Louis Meyer , sa vie, son oeuvre… (1886)

Prions, non seulement pour l'une et pour l'autre Église, mais pour qu'elles ne soient qu'une seule Église ; pour que bientôt elles s'unissent, non par l'abandon de la vérité, mais par l'accroissement de la foi; non par l'indifférence, mais par la charité; non par les conseils des hommes, mais par l'Esprit de Dieu.
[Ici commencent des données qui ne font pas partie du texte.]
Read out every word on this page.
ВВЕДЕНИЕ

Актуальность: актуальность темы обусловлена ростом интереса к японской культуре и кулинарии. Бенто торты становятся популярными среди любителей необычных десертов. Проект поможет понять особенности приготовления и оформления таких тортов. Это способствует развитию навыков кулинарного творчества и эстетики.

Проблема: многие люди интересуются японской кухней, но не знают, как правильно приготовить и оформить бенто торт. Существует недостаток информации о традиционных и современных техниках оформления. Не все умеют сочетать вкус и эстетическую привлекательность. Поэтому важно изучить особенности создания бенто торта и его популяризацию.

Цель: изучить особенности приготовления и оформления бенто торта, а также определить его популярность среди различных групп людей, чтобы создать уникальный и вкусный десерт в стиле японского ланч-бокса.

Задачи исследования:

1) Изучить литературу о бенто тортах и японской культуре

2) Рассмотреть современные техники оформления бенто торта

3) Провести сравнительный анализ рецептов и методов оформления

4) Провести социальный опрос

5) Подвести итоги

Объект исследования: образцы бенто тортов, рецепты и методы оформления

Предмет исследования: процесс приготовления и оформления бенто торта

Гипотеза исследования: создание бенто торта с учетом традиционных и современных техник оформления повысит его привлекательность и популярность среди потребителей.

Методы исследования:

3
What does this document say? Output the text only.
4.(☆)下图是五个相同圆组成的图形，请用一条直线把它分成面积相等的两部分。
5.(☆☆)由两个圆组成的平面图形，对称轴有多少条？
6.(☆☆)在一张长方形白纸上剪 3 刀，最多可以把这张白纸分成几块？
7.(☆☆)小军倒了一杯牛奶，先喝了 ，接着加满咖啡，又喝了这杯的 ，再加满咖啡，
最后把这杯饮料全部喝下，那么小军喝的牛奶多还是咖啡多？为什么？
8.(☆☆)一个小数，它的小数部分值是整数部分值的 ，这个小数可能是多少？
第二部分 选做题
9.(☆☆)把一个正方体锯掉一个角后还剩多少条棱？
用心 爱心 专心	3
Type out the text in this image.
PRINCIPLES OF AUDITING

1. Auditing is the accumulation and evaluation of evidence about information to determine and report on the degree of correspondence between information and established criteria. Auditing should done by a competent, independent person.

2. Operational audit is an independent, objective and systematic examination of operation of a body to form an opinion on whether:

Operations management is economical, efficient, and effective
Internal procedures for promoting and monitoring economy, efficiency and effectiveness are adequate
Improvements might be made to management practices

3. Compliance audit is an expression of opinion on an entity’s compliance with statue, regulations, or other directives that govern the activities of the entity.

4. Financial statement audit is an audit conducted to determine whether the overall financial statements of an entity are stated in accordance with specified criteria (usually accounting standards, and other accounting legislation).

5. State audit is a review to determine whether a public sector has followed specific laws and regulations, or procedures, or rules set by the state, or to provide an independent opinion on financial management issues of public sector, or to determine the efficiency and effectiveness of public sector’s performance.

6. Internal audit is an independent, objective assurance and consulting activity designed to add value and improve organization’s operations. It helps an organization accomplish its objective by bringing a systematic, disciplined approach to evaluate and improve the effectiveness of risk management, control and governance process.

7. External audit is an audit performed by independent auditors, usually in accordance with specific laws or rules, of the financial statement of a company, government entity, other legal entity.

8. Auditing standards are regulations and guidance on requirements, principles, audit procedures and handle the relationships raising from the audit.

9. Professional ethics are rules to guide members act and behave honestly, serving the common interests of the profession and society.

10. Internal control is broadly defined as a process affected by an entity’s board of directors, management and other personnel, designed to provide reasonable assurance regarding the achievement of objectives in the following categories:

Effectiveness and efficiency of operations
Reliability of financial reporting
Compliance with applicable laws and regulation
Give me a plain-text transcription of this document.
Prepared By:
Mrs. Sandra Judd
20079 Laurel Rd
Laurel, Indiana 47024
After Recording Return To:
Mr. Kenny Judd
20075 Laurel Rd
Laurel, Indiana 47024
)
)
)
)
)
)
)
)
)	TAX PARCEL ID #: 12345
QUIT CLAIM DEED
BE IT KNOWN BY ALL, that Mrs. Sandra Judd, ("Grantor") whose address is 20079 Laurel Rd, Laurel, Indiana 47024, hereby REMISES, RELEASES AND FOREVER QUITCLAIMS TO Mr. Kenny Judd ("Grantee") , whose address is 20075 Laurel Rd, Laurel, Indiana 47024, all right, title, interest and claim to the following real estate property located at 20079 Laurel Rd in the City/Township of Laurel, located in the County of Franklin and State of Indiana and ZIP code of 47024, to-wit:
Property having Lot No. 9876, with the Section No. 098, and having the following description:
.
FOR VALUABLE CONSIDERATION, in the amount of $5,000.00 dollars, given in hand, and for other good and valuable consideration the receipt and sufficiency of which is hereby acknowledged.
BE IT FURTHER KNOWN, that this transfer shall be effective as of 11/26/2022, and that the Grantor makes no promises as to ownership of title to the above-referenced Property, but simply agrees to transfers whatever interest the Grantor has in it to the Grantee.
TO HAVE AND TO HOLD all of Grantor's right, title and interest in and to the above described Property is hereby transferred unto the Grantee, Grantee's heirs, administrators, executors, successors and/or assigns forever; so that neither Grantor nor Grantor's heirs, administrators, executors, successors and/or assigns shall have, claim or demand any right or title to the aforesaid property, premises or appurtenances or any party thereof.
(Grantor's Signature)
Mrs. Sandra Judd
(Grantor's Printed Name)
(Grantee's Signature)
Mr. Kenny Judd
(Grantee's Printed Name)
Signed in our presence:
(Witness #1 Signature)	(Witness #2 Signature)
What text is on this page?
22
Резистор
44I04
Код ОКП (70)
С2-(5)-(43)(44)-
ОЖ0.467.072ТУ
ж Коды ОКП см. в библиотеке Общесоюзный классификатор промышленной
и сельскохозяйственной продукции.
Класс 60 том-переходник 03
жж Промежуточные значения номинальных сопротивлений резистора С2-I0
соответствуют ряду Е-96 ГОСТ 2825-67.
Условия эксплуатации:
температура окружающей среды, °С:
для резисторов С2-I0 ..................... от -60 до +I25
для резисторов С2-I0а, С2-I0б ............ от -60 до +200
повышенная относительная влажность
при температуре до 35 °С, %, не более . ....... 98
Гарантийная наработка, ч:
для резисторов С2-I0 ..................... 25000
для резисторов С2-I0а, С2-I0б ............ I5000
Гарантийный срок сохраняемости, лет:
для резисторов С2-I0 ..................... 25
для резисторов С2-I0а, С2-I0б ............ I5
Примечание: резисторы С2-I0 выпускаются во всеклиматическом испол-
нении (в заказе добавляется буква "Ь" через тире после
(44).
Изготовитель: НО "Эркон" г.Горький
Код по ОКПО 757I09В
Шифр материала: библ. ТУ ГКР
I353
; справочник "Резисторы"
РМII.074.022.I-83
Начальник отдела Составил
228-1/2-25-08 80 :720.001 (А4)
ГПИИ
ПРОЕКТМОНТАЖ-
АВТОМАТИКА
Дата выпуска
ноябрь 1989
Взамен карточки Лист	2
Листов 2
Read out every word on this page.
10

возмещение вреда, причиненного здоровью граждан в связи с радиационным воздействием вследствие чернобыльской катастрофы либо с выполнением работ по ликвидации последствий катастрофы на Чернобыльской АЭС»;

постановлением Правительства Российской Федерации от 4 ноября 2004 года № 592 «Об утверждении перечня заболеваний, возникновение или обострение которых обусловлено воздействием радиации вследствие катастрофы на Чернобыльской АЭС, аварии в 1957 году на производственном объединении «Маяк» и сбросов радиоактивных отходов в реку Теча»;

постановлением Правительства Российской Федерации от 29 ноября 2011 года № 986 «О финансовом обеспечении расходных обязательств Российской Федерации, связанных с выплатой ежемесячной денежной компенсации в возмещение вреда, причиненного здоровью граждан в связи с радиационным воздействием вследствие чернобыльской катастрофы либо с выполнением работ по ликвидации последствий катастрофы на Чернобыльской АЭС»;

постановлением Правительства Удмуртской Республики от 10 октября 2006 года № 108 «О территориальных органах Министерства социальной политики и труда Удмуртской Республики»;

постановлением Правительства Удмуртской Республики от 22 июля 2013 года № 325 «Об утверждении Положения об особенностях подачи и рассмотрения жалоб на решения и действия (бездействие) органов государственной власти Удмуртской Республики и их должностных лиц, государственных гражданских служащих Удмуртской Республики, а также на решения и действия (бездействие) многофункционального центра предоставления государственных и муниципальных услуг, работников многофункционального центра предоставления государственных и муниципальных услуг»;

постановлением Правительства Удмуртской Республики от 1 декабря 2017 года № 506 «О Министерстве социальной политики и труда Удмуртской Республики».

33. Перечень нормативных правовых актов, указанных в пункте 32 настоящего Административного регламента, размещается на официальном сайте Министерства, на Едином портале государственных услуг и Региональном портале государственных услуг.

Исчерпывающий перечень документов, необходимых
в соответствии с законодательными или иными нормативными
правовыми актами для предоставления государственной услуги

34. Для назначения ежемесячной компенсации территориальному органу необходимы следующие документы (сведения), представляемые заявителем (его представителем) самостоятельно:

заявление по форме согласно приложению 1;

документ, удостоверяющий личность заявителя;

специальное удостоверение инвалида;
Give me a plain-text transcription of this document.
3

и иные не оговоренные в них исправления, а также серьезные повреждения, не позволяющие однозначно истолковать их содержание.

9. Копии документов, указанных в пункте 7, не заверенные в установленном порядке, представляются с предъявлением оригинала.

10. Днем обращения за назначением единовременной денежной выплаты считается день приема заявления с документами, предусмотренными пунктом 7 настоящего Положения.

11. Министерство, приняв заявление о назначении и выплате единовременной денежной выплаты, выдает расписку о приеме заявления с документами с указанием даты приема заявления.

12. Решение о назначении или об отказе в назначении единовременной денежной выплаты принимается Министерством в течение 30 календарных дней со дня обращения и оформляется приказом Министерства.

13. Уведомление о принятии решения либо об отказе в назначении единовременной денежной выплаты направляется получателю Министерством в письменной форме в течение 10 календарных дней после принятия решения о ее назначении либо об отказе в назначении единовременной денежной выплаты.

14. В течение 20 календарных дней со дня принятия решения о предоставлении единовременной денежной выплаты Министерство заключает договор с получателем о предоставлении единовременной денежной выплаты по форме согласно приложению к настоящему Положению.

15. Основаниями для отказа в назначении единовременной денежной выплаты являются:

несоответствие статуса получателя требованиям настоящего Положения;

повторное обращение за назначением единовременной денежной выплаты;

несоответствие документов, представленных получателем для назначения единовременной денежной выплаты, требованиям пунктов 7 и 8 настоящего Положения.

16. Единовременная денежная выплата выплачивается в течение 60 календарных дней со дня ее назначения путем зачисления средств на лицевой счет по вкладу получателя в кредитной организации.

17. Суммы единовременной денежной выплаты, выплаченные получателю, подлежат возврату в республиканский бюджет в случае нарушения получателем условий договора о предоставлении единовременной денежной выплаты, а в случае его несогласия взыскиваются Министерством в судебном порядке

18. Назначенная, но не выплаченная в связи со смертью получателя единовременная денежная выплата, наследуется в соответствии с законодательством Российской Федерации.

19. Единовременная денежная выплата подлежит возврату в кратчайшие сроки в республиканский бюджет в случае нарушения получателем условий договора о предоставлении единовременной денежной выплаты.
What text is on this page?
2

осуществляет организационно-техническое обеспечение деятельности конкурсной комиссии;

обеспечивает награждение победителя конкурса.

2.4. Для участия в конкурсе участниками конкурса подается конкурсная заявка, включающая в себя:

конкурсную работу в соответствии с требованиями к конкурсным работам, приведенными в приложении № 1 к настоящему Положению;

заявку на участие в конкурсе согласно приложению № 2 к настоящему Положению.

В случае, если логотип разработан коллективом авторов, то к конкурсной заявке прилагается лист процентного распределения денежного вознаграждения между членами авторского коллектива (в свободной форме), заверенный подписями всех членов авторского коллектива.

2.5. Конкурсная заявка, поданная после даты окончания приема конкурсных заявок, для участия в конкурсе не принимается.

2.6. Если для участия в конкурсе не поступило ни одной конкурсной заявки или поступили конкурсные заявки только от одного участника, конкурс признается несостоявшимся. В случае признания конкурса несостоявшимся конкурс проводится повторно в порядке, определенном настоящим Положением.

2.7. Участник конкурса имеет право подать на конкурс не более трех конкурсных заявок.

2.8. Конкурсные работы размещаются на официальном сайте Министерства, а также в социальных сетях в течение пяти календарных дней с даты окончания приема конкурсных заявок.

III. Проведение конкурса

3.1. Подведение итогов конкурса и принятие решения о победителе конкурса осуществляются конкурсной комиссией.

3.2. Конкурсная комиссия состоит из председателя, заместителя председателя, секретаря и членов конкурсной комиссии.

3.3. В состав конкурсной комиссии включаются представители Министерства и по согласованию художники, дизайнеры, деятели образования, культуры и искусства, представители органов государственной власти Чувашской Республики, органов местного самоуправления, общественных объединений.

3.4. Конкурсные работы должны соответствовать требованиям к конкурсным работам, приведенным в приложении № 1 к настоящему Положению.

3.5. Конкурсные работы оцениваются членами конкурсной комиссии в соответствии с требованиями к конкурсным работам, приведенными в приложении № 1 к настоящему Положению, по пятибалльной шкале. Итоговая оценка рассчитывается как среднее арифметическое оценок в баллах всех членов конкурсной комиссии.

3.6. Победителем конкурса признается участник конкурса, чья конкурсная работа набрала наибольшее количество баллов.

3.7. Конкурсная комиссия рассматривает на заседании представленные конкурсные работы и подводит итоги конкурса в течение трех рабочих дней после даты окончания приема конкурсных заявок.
Prions, pour qu'unies par leur origine, elles le soient par leur issue ; et qu'entrelaçant leurs rameaux et mêlant leurs fruits, elles soient comme cet arbre béni qui naît d'un grain de senevé et couvre la terre entière.
Source : Gallica

Louis Meyer , sa vie, son oeuvre… (1886)

Quand mon cœur déchiré, brisé, haletant, a pu se traîner jusqu'à tes pieds, qu'il est doux, ô Jésus, le moment où je sens la vie me revenir, où je reviens à moi ; je me reconnais alors, et te vois près de moi, ô bon Berger, versant ton sang sur mes blessures et me reposant dans tes bras ! Tout change alors d'aspect, tout perd son amertume : les plus tristes objets se revêtent de la clarté de Jésus ; plus la croix était lourde, plus il semble qu'elle nous porte, nous élève au-dessus de nous-mêmes, et c'est par nos blessures mêmes que s'épanche en nous le baume de la vie !
Source : Gallica

Louis Meyer , sa vie, son oeuvre… (1886)

Les meilleurs sont si chancelants et si tièdes, qu'on ne sait s'ils ont un Sauveur ou s'ils n'en ont point.
Et, pendant ce temps, le mal gagne, la corruption envahit tout. Riches et pauvres ne savent et ne veulent savoir qu'une chose, gagner et jouir : la convoitise de la chair, la convoitise des yeux et l'orgueil de la vie. Gâtés, jusque dans la moelle des os, par les ébranlements et les enchantements des passions violentes et des plaisirs raffinés, ils n'ont plus de sens pour Dieu, ils n'ont plus de cœur pour les biens éternels.